On 4/14/2013 6:14 PM, Dave C wrote:
> I have about filled up my 75 gb HDD and rather than put in a new, bigger
> HDD and then manually install everything, I would like to clone a
> bootable image from the existing HDD over to the new HDD. Anyone got any
> experience in doing this? Advice?
I've done it a bunch, but I'm a pro, and my usuall method isn't for the
faint of heart; and some unix / linux experience helps, too.
* Get a linux "live CD" image and burn it onto a disk. I like "Puppy
Linux" (google will turn up any of this stuff, so I'll leave that to
you.) A live CD is a full operating system that boots and runs from
memory only. You don't have to install it, or modify anything on the HDD.
* Install new drive. Real easy with SATA, which is a given on anything
built in the last 8 years or so.
* Boot Puppy Linux. It'll look a lot like a familiar Windows desktop.
* Its system utilities menu has a program "gparted". This is a disk
partition editor, much like partition magic if you ever used that back
in the day.
* Create the partition layout you want, and make the first one active or
bootable using the "flags" menu option.
* The old and new drives show up on the desktop with unix device names,
like sda0 and sdb0. Take note of them. You can click to open them and
verify which drive is the old C:. You'll have to right-click and do a
"dismount" to close them.
* Open "terminal" or "command line" or whatever it's called.
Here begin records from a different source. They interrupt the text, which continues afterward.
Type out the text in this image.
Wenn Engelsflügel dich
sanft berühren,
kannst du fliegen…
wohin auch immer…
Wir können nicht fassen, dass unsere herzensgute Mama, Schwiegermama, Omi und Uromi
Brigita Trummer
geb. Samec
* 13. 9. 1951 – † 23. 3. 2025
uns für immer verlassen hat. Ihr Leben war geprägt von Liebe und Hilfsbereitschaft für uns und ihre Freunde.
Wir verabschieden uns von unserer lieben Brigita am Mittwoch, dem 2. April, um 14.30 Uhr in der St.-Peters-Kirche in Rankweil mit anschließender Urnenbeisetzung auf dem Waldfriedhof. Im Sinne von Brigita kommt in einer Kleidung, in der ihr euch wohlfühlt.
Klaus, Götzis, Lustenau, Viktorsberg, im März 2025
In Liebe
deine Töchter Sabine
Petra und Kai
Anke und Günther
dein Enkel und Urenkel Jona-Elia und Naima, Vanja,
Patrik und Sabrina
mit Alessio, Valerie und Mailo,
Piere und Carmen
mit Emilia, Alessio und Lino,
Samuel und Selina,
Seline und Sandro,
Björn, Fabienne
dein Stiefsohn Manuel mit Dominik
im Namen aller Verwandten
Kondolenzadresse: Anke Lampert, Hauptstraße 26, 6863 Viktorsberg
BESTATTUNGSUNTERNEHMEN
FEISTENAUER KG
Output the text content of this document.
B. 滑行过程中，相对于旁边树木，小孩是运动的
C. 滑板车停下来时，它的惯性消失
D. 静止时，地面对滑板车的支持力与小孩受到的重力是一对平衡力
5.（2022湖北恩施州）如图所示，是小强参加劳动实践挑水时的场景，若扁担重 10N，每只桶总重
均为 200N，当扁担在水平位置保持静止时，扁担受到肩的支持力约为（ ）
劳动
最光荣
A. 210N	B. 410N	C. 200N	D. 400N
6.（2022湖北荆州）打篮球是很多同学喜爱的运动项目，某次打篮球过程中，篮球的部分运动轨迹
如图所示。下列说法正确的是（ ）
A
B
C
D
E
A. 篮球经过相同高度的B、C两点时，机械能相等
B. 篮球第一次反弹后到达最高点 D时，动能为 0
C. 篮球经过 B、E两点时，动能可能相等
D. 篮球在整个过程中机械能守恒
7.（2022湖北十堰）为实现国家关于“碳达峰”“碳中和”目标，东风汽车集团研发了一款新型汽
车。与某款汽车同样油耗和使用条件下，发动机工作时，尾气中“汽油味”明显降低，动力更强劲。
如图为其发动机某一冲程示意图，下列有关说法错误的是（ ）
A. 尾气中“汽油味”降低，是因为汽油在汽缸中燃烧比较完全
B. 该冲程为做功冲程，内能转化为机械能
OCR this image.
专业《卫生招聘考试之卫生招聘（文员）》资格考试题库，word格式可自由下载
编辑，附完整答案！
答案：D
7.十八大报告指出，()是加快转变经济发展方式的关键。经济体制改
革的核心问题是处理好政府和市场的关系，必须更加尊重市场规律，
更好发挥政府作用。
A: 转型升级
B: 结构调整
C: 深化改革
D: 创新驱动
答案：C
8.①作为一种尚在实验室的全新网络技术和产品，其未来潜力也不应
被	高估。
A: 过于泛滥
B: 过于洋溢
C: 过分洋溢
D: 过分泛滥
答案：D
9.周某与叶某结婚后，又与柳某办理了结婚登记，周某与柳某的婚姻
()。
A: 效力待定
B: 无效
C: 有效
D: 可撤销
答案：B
* You've gonna use a command line program "ntfsclone" to copy from the
old to the new drive. It takes all the sectors in use and builds them
into a data stream that you can store somewhere, or shoot to a 2nd copy
and extract.
* Command will be like:
ntfsclone -s /dev/sda1 -o - | ntfsclone -r -O /dev/sdb1 -
BE real careful here; unix tends to give ya' enough rope to hang
yourself. make sure those /dev entries are referring to the correct
disk, or it will be happy to do exactly what you tell it, and copy the
empty drive to the good one!
That's it. It's not really as hairy as it sounds. Google ntfsclone, and
there are a bunch of other similar how-tos out there. I would NOT use
the xfer programs that the drive makers offer. The ones I've looked at
usually are just a batch file using "xcopy" or something, which does NOT
produce a true image or clone of your drive.